Early this August, Jennifer Jenkins from Giant Artists gave the first of three lectures for the New York Film Academy Photography Department’s summer series. In attendance were students interested in learning more about professionalism within the industry.
Jenkins began her career in music working with bands like Wilco and Elliot Smith. She spent 11 years managing artists, but around 2005 the future of the music industry was called into question with the advent of streaming services and illegal downloads.
Jenkins began to look at other ways she could engage with and serve the music community. Her first love was the album cover, and soon she had created Giant and began working with photographers with a unique way of seeing the world.
Though album photography was her passion, Jenkins revealed that advertising is Giant’s bread and butter. She explained that current trends are against the grain, and clients are looking for something they haven’t seen before. This bodes well for Giant’s artists like Emily Shur, Christaan Felber, Jessica Antola, Tom Van Schelven, and RJ Shaughnessy.
Jenkins’ had plenty advice for students as they make their way into the working world. First, she suggested that every artist find his or her own voice. She calls this “Diversity with a single point of view.”
Many young photographers begin as a studio assistant. Jenkins commented that many of those assistants leave with work that looks just like their former bosses, but no one will buy a copy while the original is still available. Jenkins suggests working as an assistant for just a few years.
“Find your own team,” was another piece of advice that Jenkins emphasized to students. Photography is not a profession that can be done solo: Many clients are asking for motion graphics and GIFs. Having a trustworthy editor and graphics team will put beginners far ahead of the competition.

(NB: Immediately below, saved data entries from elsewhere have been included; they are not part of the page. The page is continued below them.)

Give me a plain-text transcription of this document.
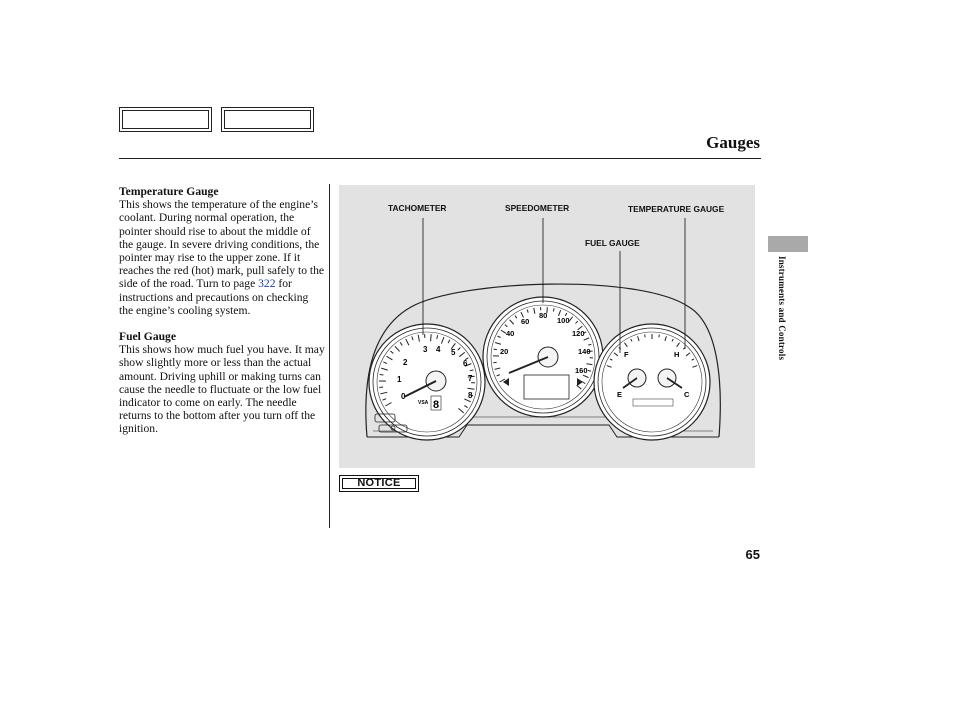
Gauges
Instruments and Controls
Temperature Gauge

This shows the temperature of the engine’s coolant. During normal operation, the pointer should rise to about the middle of the gauge. In severe driving conditions, the pointer may rise to the upper zone. If it reaches the red (hot) mark, pull safely to the side of the road. Turn to page 322 for instructions and precautions on checking the engine’s cooling system.

Fuel Gauge

This shows how much fuel you have. It may show slightly more or less than the actual amount. Driving uphill or making turns can cause the needle to fluctuate or the low fuel indicator to come on early. The needle returns to the bottom after you turn off the ignition.

3 4 5
6
7
8
2
1
0
8
VSA
20
40
60
80
100
120
140
160
F
E
H
C
TACHOMETER	SPEEDOMETER	TEMPERATURE GAUGE
FUEL GAUGE
NOTICE
65
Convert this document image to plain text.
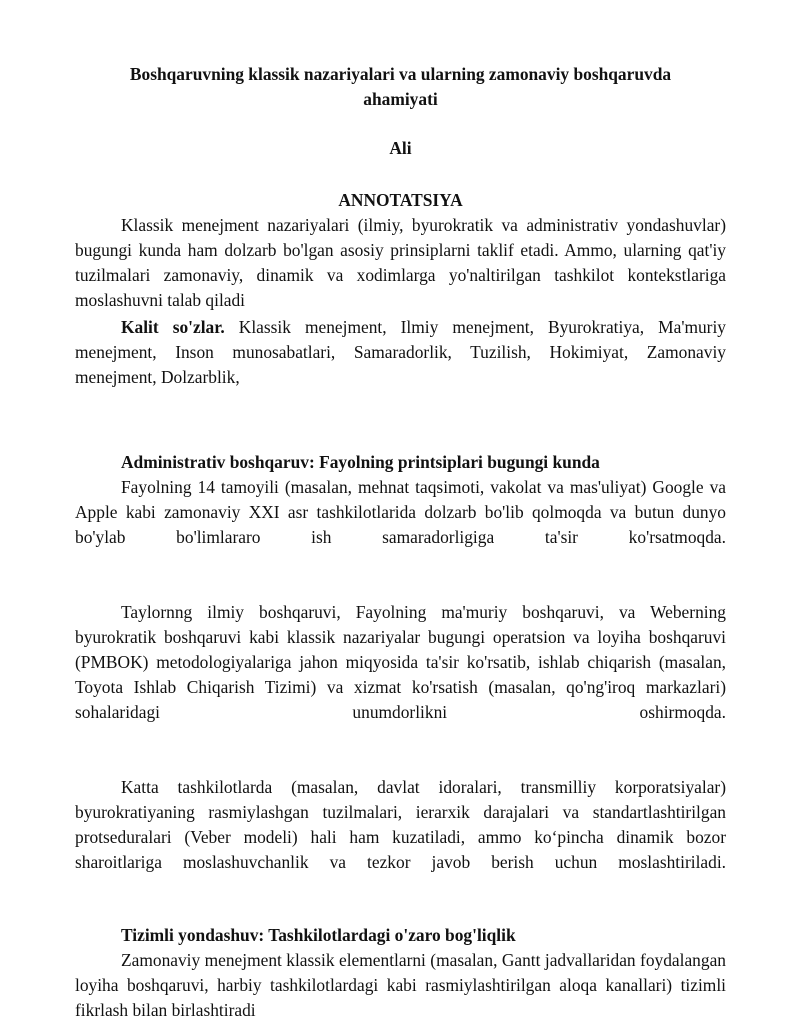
Boshqaruvning klassik nazariyalari va ularning zamonaviy boshqaruvda ahamiyati
Ali
ANNOTATSIYA

Klassik menejment nazariyalari (ilmiy, byurokratik va administrativ yondashuvlar) bugungi kunda ham dolzarb bo'lgan asosiy prinsiplarni taklif etadi. Ammo, ularning qat'iy tuzilmalari zamonaviy, dinamik va xodimlarga yo'naltirilgan tashkilot kontekstlariga moslashuvni talab qiladi

Kalit so'zlar. Klassik menejment, Ilmiy menejment, Byurokratiya, Ma'muriy menejment, Inson munosabatlari, Samaradorlik, Tuzilish, Hokimiyat, Zamonaviy menejment, Dolzarblik,

Administrativ boshqaruv: Fayolning printsiplari bugungi kunda

Fayolning 14 tamoyili (masalan, mehnat taqsimoti, vakolat va mas'uliyat) Google va Apple kabi zamonaviy XXI asr tashkilotlarida dolzarb bo'lib qolmoqda va butun dunyo bo'ylab bo'limlararo ish samaradorligiga ta'sir ko'rsatmoqda.

Taylornng ilmiy boshqaruvi, Fayolning ma'muriy boshqaruvi, va Weberning byurokratik boshqaruvi kabi klassik nazariyalar bugungi operatsion va loyiha boshqaruvi (PMBOK) metodologiyalariga jahon miqyosida ta'sir ko'rsatib, ishlab chiqarish (masalan, Toyota Ishlab Chiqarish Tizimi) va xizmat ko'rsatish (masalan, qo'ng'iroq markazlari) sohalaridagi unumdorlikni oshirmoqda.

Katta tashkilotlarda (masalan, davlat idoralari, transmilliy korporatsiyalar) byurokratiyaning rasmiylashgan tuzilmalari, ierarxik darajalari va standartlashtirilgan protseduralari (Veber modeli) hali ham kuzatiladi, ammo ko‘pincha dinamik bozor sharoitlariga moslashuvchanlik va tezkor javob berish uchun moslashtiriladi.

Tizimli yondashuv: Tashkilotlardagi o'zaro bog'liqlik

Zamonaviy menejment klassik elementlarni (masalan, Gantt jadvallaridan foydalangan loyiha boshqaruvi, harbiy tashkilotlardagi kabi rasmiylashtirilgan aloqa kanallari) tizimli fikrlash bilan birlashtiradi
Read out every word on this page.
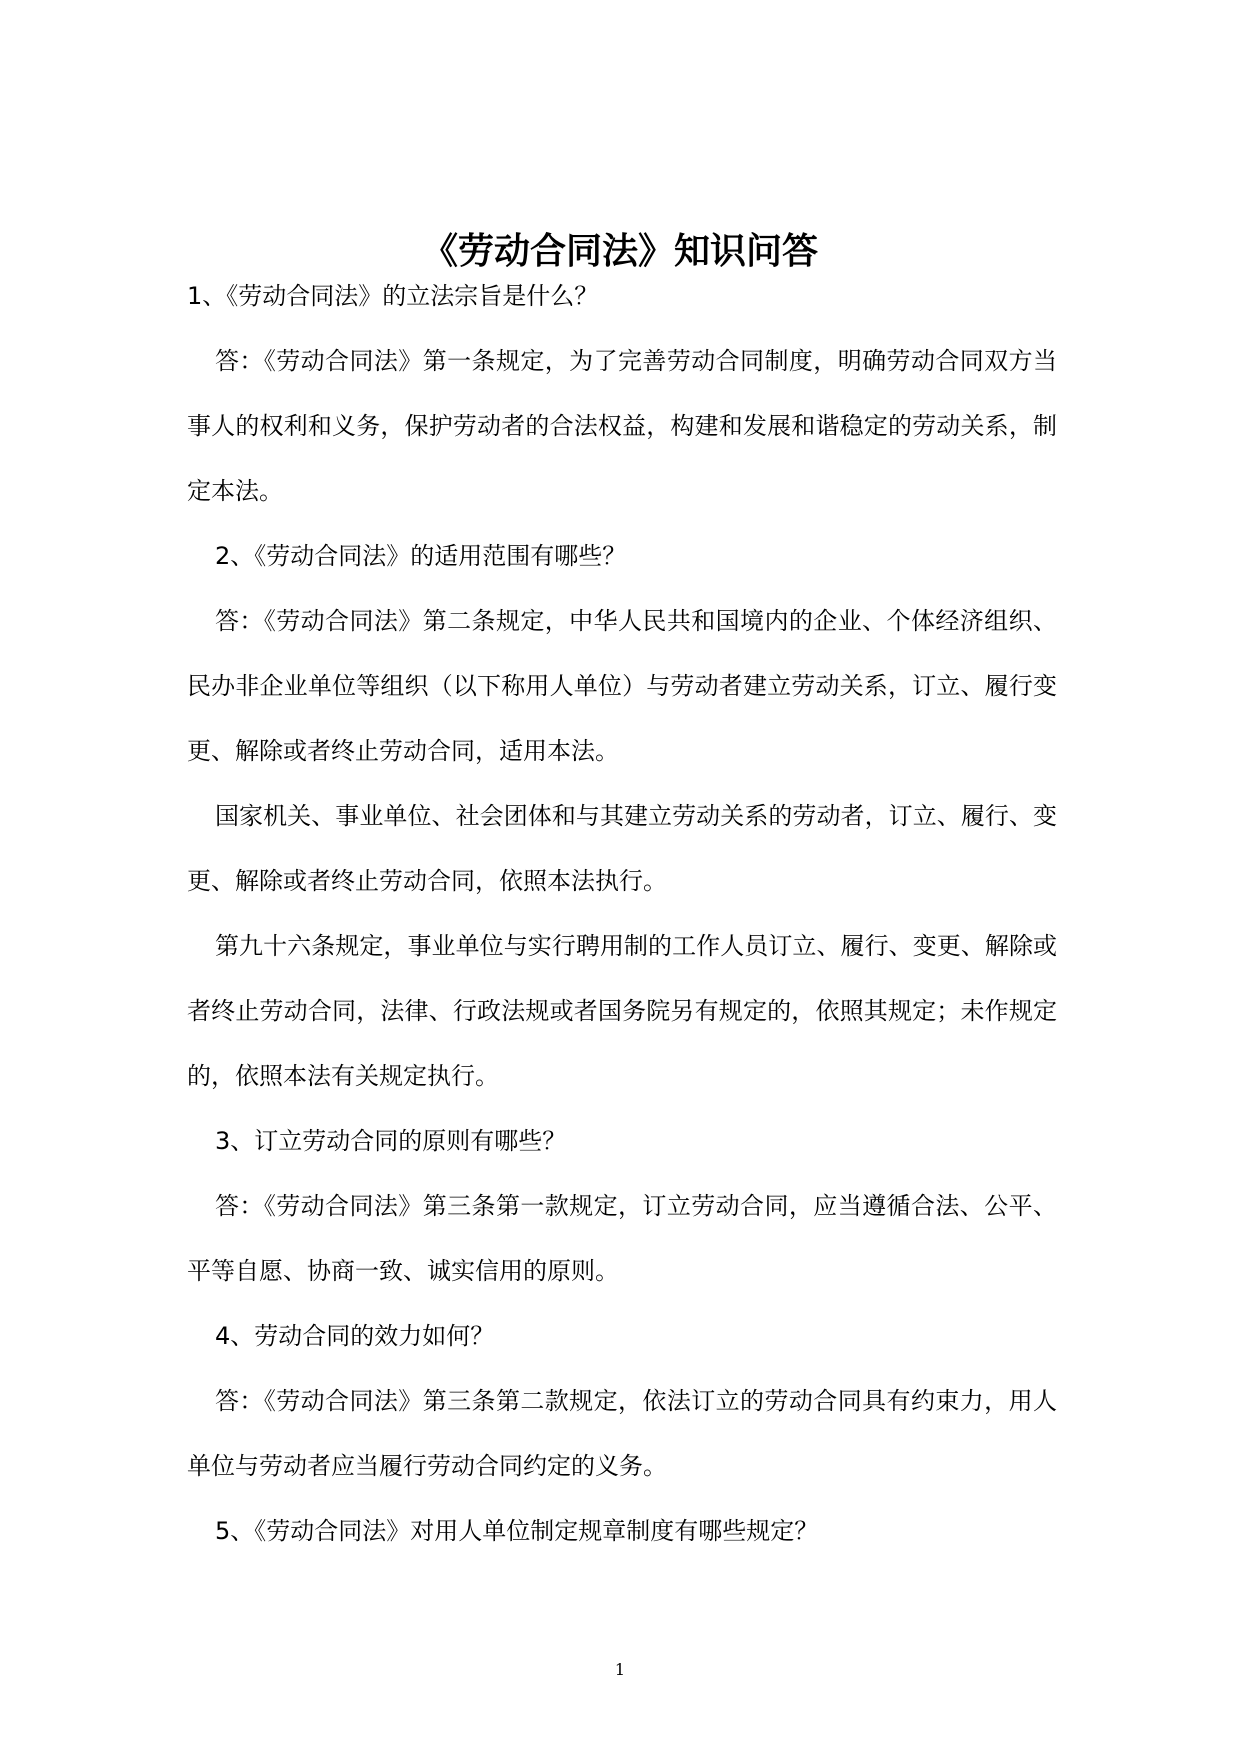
《劳动合同法》知识问答

1、《劳动合同法》的立法宗旨是什么？

答：《劳动合同法》第一条规定，为了完善劳动合同制度，明确劳动合同双方当事人的权利和义务，保护劳动者的合法权益，构建和发展和谐稳定的劳动关系，制定本法。

2、《劳动合同法》的适用范围有哪些？

答：《劳动合同法》第二条规定，中华人民共和国境内的企业、个体经济组织、民办非企业单位等组织（以下称用人单位）与劳动者建立劳动关系，订立、履行变更、解除或者终止劳动合同，适用本法。

国家机关、事业单位、社会团体和与其建立劳动关系的劳动者，订立、履行、变更、解除或者终止劳动合同，依照本法执行。

第九十六条规定，事业单位与实行聘用制的工作人员订立、履行、变更、解除或者终止劳动合同，法律、行政法规或者国务院另有规定的，依照其规定；未作规定的，依照本法有关规定执行。

3、订立劳动合同的原则有哪些？

答：《劳动合同法》第三条第一款规定，订立劳动合同，应当遵循合法、公平、平等自愿、协商一致、诚实信用的原则。

4、劳动合同的效力如何？

答：《劳动合同法》第三条第二款规定，依法订立的劳动合同具有约束力，用人单位与劳动者应当履行劳动合同约定的义务。

5、《劳动合同法》对用人单位制定规章制度有哪些规定？

1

Another important to-do for aspiring photographers is to have a beautiful and completed portfolio. “Make sure all of your pages are printed from the same place.” Jenkins detailed the unpleasant experience of flipping through a talented artist book when every page looks different. Clean uniformity helps the keep the viewer’s eye where it should be — on the work. Jenkins suggested clean white paper in an 11×14 black book with a two-inch margin and no more than 70 prints. Jenkins cautioned against going the iPod route: The backlighting can be distracting and many clients like the look and feel of a book.
Once a portfolio book is complete, photographers will be ready to start submitting their work. Jenkins attends a number of photography competitions throughout the year. Artists were encouraged to apply to and attend these competitions. She also suggested using an industry database like Agency Access to book jobs.